Согласовать австро-польские и русско-польские планы братания будет всегда трудно, но образ действий австрийской политики в 1863 году в союзе с западными державами в пользу поляков доказал, что Австрия не боялась русского соперничества во вновь воскресшей Польше. Предпринимала же она троекратно – в апреле, июне и 12 августа – совместно с Францией и Англией шаги в пользу поляков в Петербурге. «Мы рассмотрели, – говорится в австрийской ноте от 18 июня, – условия, при которых Царству Польскому могли бы быть возвращены спокойствие и мир, и пришли к тому, чтобы сформулировать эти условия в нижеследующих шести пунктах, которые и представляем на рассмотрение санкт-петербургского кабинета: 1) полная и общая амнистия; 2) национальное представительство, участвующее в законодательстве страны и располагающее средствами действительного контроля; 3) назначение поляков на государственные должности, с тем чтобы была создана особая национальная администрация, пользующаяся доверием страны; 4) полная и неограниченная свобода совести и отмена всех стеснений в отправлении католического культа; 5) исключительное употребление польского языка как официального, в управлении, в органах юстиции и при преподавании; 6) введение упорядоченной и узаконенной системы рекрутского набора». Предложение Горчакова, чтобы Россия, Австрия и Пруссия договорились об определении судьбы своих польских подданных, австрийское правительство отклонило, заявив, что «согласие, установленное между тремя кабинетами – венским, лондонским и парижским – создает между ними такую связь, от которой Австрия не может сейчас освободиться, чтобы вести отдельные переговоры с Россией».
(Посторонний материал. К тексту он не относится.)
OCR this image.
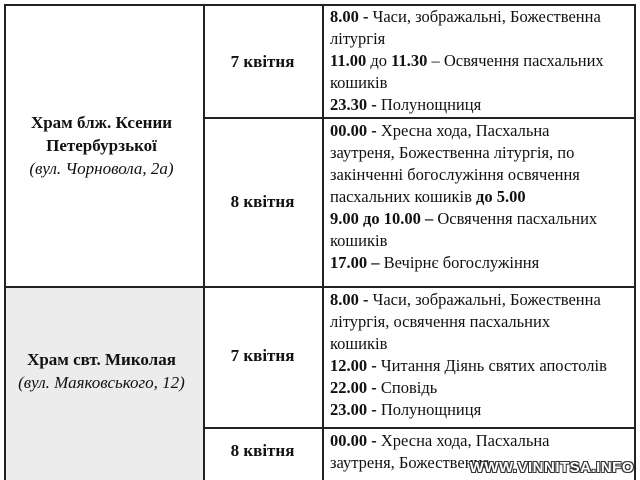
Храм блж. Ксении Петербурзької
(вул. Чорновола, 2а)
7 квітня

8.00 - Часи, зображальні, Божественна

літургія

11.00 до 11.30 – Освячення пасхальних

кошиків

23.30 - Полунощниця

8 квітня

00.00 - Хресна хода, Пасхальна

заутреня, Божественна літургія, по

закінченні богослужіння освячення

пасхальних кошиків до 5.00

9.00 до 10.00 – Освячення пасхальних

кошиків

17.00 – Вечірнє богослужіння

Храм свт. Миколая
(вул. Маяковського, 12)
7 квітня

8.00 - Часи, зображальні, Божественна

літургія, освячення пасхальних

кошиків

12.00 - Читання Діянь святих апостолів

22.00 - Сповідь

23.00 - Полунощниця

8 квітня

00.00 - Хресна хода, Пасхальна

заутреня, Божественна

WWW.VINNITSA.INFO
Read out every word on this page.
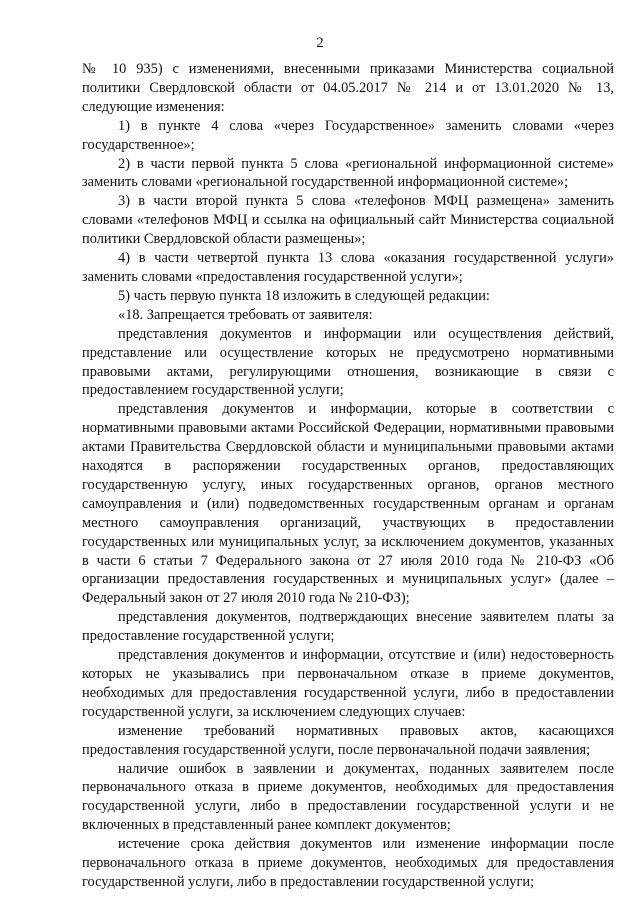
2

№ 10 935) с изменениями, внесенными приказами Министерства социальной политики Свердловской области от 04.05.2017 № 214 и от 13.01.2020 № 13, следующие изменения:

1) в пункте 4 слова «через Государственное» заменить словами «через государственное»;

2) в части первой пункта 5 слова «региональной информационной системе» заменить словами «региональной государственной информационной системе»;

3) в части второй пункта 5 слова «телефонов МФЦ размещена» заменить словами «телефонов МФЦ и ссылка на официальный сайт Министерства социальной политики Свердловской области размещены»;

4) в части четвертой пункта 13 слова «оказания государственной услуги» заменить словами «предоставления государственной услуги»;

5) часть первую пункта 18 изложить в следующей редакции:

«18. Запрещается требовать от заявителя:

представления документов и информации или осуществления действий, представление или осуществление которых не предусмотрено нормативными правовыми актами, регулирующими отношения, возникающие в связи с предоставлением государственной услуги;

представления документов и информации, которые в соответствии с нормативными правовыми актами Российской Федерации, нормативными правовыми актами Правительства Свердловской области и муниципальными правовыми актами находятся в распоряжении государственных органов, предоставляющих государственную услугу, иных государственных органов, органов местного самоуправления и (или) подведомственных государственным органам и органам местного самоуправления организаций, участвующих в предоставлении государственных или муниципальных услуг, за исключением документов, указанных в части 6 статьи 7 Федерального закона от 27 июля 2010 года № 210-ФЗ «Об организации предоставления государственных и муниципальных услуг» (далее – Федеральный закон от 27 июля 2010 года № 210-ФЗ);

представления документов, подтверждающих внесение заявителем платы за предоставление государственной услуги;

представления документов и информации, отсутствие и (или) недостоверность которых не указывались при первоначальном отказе в приеме документов, необходимых для предоставления государственной услуги, либо в предоставлении государственной услуги, за исключением следующих случаев:

изменение требований нормативных правовых актов, касающихся предоставления государственной услуги, после первоначальной подачи заявления;

наличие ошибок в заявлении и документах, поданных заявителем после первоначального отказа в приеме документов, необходимых для предоставления государственной услуги, либо в предоставлении государственной услуги и не включенных в представленный ранее комплект документов;

истечение срока действия документов или изменение информации после первоначального отказа в приеме документов, необходимых для предоставления государственной услуги, либо в предоставлении государственной услуги;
Таково было положение, когда император Александр собственноручным письмом в Гаштейн уведомил его величество о своем решении обнажить меч и потребовал от Пруссии союза.
* * *Военная конвенция, заключенная в Петербурге в феврале 1863 года генералом Густавом фон-Альвенслебеном, имела для прусской политики скорее дипломатическое, нежели военное значение. Она олицетворяла собой победу, одержанную в кабинете русского царя прусской политикой над польской, которая была представлена Горчаковым, великим князем Константином, Велепольским и другими влиятельными лицами. Достигнутый таким образом результат опирался на непосредственное решение императора вопреки стремлениям министров.